Barriers to Pharma-based Therapy for CNS-Based Diseases
The key to most any problem is the ability to be able to bring an effective solution to bear on the problem in order to eliminate the disrupting concern. It does not matter if the problem is a burnt-out light bulb or a life-threatening disease, the process is the same: Identify the issue, define the best solution, deliver the solution to the problem, and implement the cure.
In pharma-based therapeutics for most CNS-based diseases, such as brain cancer, Parkinson’s, dementia, and epilepsy, this four-step process has remained much the same since the earliest beginnings of medicine. Though great progress has been made in diagnostics (defining the problem), determining an effective therapeutic (the solution), and implementing therapy (the cure), little has changed in the all-important step of therapeutic delivery. For the most part, pharma-therapeutics are delivered either by oral ingestion, direct injection, or intravenous drip. In each of these methods, two major obstacles must be overcome. The first is the systemic delivery of the therapeutic agent. Though a therapeutic, such as a chemotherapy medicine for a malignant non-operable tumor, should ideally target the tumor and the tumor alone, by systemic delivery in order to make its way to the disease target the therapeutic is first forced to pass through the digestive system, in the case of oral medications, or through the entire venous system, in the case of injection or intravenous delivery.

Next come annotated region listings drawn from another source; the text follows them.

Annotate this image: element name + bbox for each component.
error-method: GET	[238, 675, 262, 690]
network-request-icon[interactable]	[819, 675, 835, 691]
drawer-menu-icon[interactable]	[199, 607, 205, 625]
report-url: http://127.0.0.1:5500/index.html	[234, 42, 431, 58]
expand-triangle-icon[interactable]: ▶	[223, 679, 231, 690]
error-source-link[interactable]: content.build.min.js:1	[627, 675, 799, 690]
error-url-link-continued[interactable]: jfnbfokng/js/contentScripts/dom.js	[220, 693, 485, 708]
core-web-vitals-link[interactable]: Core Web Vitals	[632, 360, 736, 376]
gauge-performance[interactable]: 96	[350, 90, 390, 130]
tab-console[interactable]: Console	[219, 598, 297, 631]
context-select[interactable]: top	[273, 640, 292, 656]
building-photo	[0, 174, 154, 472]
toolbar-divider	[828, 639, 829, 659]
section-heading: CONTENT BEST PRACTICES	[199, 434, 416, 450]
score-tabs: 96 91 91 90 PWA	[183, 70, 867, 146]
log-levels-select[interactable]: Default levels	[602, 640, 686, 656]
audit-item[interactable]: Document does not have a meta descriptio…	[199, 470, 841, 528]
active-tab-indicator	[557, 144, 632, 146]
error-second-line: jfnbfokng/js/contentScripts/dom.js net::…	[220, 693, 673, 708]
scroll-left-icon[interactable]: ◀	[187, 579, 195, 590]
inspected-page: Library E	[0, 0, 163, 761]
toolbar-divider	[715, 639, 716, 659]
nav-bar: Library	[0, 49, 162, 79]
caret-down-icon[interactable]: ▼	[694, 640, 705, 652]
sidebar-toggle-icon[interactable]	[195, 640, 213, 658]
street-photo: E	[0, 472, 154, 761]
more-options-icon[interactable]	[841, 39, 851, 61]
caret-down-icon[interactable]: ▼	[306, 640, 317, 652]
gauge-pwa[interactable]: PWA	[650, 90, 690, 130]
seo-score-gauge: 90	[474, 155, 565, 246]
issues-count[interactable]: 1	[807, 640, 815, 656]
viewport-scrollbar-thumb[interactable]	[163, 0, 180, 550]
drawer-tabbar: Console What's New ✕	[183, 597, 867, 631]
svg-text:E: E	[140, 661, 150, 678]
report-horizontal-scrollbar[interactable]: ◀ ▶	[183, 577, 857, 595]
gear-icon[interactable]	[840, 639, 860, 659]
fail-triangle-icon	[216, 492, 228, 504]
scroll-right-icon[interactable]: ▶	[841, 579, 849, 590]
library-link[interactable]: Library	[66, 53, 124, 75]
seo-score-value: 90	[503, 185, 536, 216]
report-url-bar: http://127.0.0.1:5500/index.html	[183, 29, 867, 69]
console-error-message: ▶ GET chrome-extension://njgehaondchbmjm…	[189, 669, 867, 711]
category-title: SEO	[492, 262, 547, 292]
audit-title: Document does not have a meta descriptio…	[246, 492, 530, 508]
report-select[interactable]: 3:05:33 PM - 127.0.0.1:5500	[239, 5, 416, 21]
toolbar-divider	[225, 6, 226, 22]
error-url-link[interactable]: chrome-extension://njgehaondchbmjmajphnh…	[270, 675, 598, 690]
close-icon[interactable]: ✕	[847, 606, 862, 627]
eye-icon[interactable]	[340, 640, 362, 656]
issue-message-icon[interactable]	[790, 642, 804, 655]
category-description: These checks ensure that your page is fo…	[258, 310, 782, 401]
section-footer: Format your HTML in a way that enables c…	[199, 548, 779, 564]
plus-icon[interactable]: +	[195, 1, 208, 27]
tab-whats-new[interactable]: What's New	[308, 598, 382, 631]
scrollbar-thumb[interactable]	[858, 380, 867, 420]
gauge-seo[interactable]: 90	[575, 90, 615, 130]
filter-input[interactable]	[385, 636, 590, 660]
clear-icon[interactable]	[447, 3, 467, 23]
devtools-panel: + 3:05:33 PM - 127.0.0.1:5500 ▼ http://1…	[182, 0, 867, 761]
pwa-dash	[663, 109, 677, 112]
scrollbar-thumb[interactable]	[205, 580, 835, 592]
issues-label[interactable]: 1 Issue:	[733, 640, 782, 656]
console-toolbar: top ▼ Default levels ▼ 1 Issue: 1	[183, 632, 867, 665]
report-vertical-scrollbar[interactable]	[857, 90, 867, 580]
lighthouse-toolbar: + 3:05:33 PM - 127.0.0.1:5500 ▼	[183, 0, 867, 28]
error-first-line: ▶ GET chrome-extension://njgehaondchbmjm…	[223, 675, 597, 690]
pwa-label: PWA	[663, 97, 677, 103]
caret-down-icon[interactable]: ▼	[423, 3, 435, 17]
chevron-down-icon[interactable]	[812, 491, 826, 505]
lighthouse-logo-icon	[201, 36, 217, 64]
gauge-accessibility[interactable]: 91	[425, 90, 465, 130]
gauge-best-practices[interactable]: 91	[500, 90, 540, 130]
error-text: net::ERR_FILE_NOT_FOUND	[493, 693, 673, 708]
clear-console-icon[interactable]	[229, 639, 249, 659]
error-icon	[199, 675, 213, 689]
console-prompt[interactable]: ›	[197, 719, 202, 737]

Top Chemotherapy Drugs Used for CNS-based Cancers
This form of delivery creates two major concerns. The first being the potency of the therapeutic once it finally is able to be taken up by the tumor. Having to pass through the digestive system before entering the circulatory system and then making its way to the tumor, much of a therapeutics potency can be compromised. Not a problem, just make the therapeutic more potent when given to counteract the degradation effects of delivery. But this creates the second issue, side-effects and toxic exposure of healthy tissue and organs to the therapeutic. Because of the systemic nature of the delivery, all of the patient’s body is exposed to the drug being used. Since most tumor medications are in essence a type of poison designed to kill the tumor that same poison is effecting all other cellular tissue it encounters. Hence the adage, ”We hope to kill the disease before we kill the patient.” Harsh indeed, but in essence true. A patient’s ability to be able to tolerate a toxic chemotherapeutic is greatly determined by the status of their overall health and immune system status. For someone in poor health, advanced cancer stages, or compromised immunity, these therapeutics, though potentially life-saving, cannot be implemented because of the potential effect on the rest of the body.
The Blood-Brain Barrier
These hurdles remain part of the difficult equation physicians face when developing a treatment protocol involving pharma-therapeutics. However, when it comes to CNS- and brain-based diseases, there is another even more insurmountable problem; the Blood-Brain Barrier. The Blood-Brain Barrier (BBB) is a semipermeable barrier of endothelial cells that prevents solubles in the circulating blood from crossing into the vertebral cavity and the central nervous system. The BBB is highly selective in that it allows oxygen and nutrient molecules to pass through but it prevents potentially harmful molecules such as pathogens, large molecules, and hydrophilic molecules (water-soluble) that could carry disease. The BBB is an incredibly intricate and important part of the body’s defense mechanism for the protection of the CNS and the brain, but because of its nature, it is also a barrier to physicians in their ability to deliver lifesaving pharma-therapeutics to this area of the body. Since most pharma-therapeutics are large molecule formulations and/or water-soluble, they are unable to effectively pass through the BBB. This limits therapy then to direct injectable such as intralesional and intratumoral chemotherapy or implanted Ommaya reservoir pumps. These though are limited to those types of cancers that are accessible via injection or proximity pump location. Unfortunately, many CNS and brain cancers tumors are too deep-rooted to be treated in this manner.
NeOnc Technologies is hoping to provide a major leap forward in providing a solution posed by current pharma-therapeutic delivery for CNS-based diseases. By creating a proprietary molecular wrapper technology to protect and encase the therapeutic agent during delivery and one which can cross the BBB, along with addressing a three-prong delivery solution Neonc holds the promise to improve the physician’s ability to cure and to extending and enhancing the patient’s quality of life.